"I can't eat that!"
If I had a nickel for every time I heard that phrase as a coach, I'd be wealthy beyond my wildest dreams!
I've seen and heard (and tried) it all: no carb, low carb, low fat, and low calorie. I've counted calories, weighed every morsel, and choked down more shakes than I'd care to think about. Every plan worked for a while until I burned out on veggies and egg whites and starved myself through my workouts.
Chances are, if you're a woman in the twenty-first century, you've also experienced this.
I'm thrilled to share that I've reached a point in my life when I've started to regain the pleasure of eating. No, this doesn't mean I've resigned to being overweight. It means I've had to think about how I view food.
For as long as I can remember, food has had a label that comes with either acceptance or guilt:
Good-Bad, Fast-Slow, Whole-Manufactured, Healthy- Unhealthy. Clean- Dirty.

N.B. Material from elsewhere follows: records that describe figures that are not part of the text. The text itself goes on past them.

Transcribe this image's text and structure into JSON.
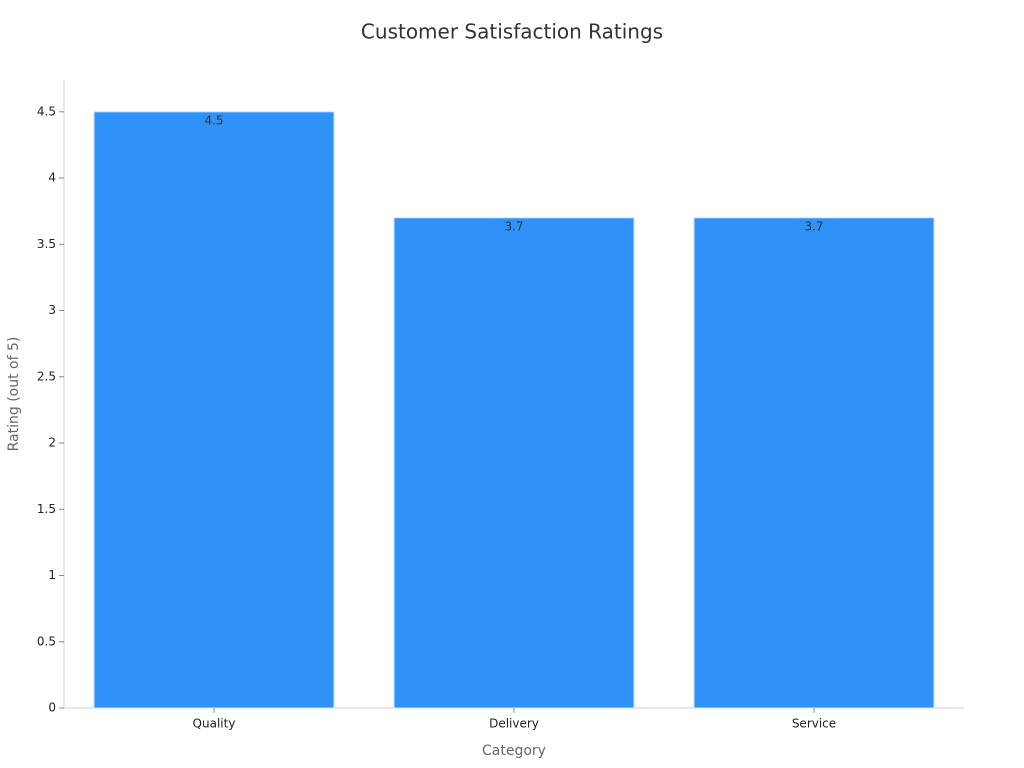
{
  "chart_data": {
    "type": "bar",
    "title": "Customer Satisfaction Ratings",
    "x_label": "Category",
    "y_label": "Rating (out of 5)",
    "categories": [
      "Quality",
      "Delivery",
      "Service"
    ],
    "values": [
      4.5,
      3.7,
      3.7
    ],
    "color": "#2f92f9",
    "ylim": [
      0,
      4.74
    ],
    "yticks": [
      0,
      0.5,
      1,
      1.5,
      2,
      2.5,
      3,
      3.5,
      4,
      4.5
    ],
    "grid": false
  }
}
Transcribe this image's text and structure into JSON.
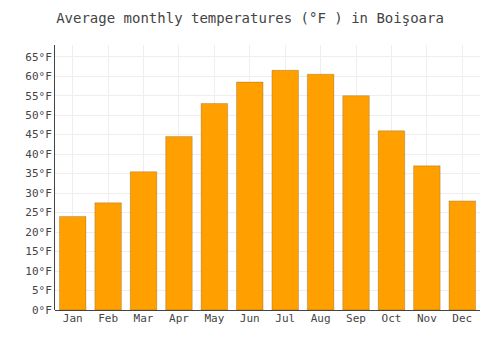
{
  "chart_data": {
    "type": "bar",
    "title": "Average monthly temperatures (°F ) in Boişoara",
    "categories": [
      "Jan",
      "Feb",
      "Mar",
      "Apr",
      "May",
      "Jun",
      "Jul",
      "Aug",
      "Sep",
      "Oct",
      "Nov",
      "Dec"
    ],
    "values": [
      24,
      27.5,
      35.5,
      44.5,
      53,
      58.5,
      61.5,
      60.5,
      55,
      46,
      37,
      28
    ],
    "color": "#FFA000",
    "ylim": [
      0,
      68
    ],
    "yticks": [
      {
        "value": 0,
        "label": "0°F"
      },
      {
        "value": 5,
        "label": "5°F"
      },
      {
        "value": 10,
        "label": "10°F"
      },
      {
        "value": 15,
        "label": "15°F"
      },
      {
        "value": 20,
        "label": "20°F"
      },
      {
        "value": 25,
        "label": "25°F"
      },
      {
        "value": 30,
        "label": "30°F"
      },
      {
        "value": 35,
        "label": "35°F"
      },
      {
        "value": 40,
        "label": "40°F"
      },
      {
        "value": 45,
        "label": "45°F"
      },
      {
        "value": 50,
        "label": "50°F"
      },
      {
        "value": 55,
        "label": "55°F"
      },
      {
        "value": 60,
        "label": "60°F"
      },
      {
        "value": 65,
        "label": "65°F"
      }
    ],
    "grid": true
  }
}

I've worked with hundreds of people who prided themselves that they hadn't eaten bacon or bread in years. They've learned to control their cravings by hiding the chocolate chips in the freezer (in a corner, under the chicken, behind the broccoli). They spent years avoiding food groups and feeling guilty when they allowed a forbidden morsel to cross their lips. This deprivation lifestyle has caused so many healthy people to not only "fall off the wagon" but to nose dive down the deep, dark cavern of guilt.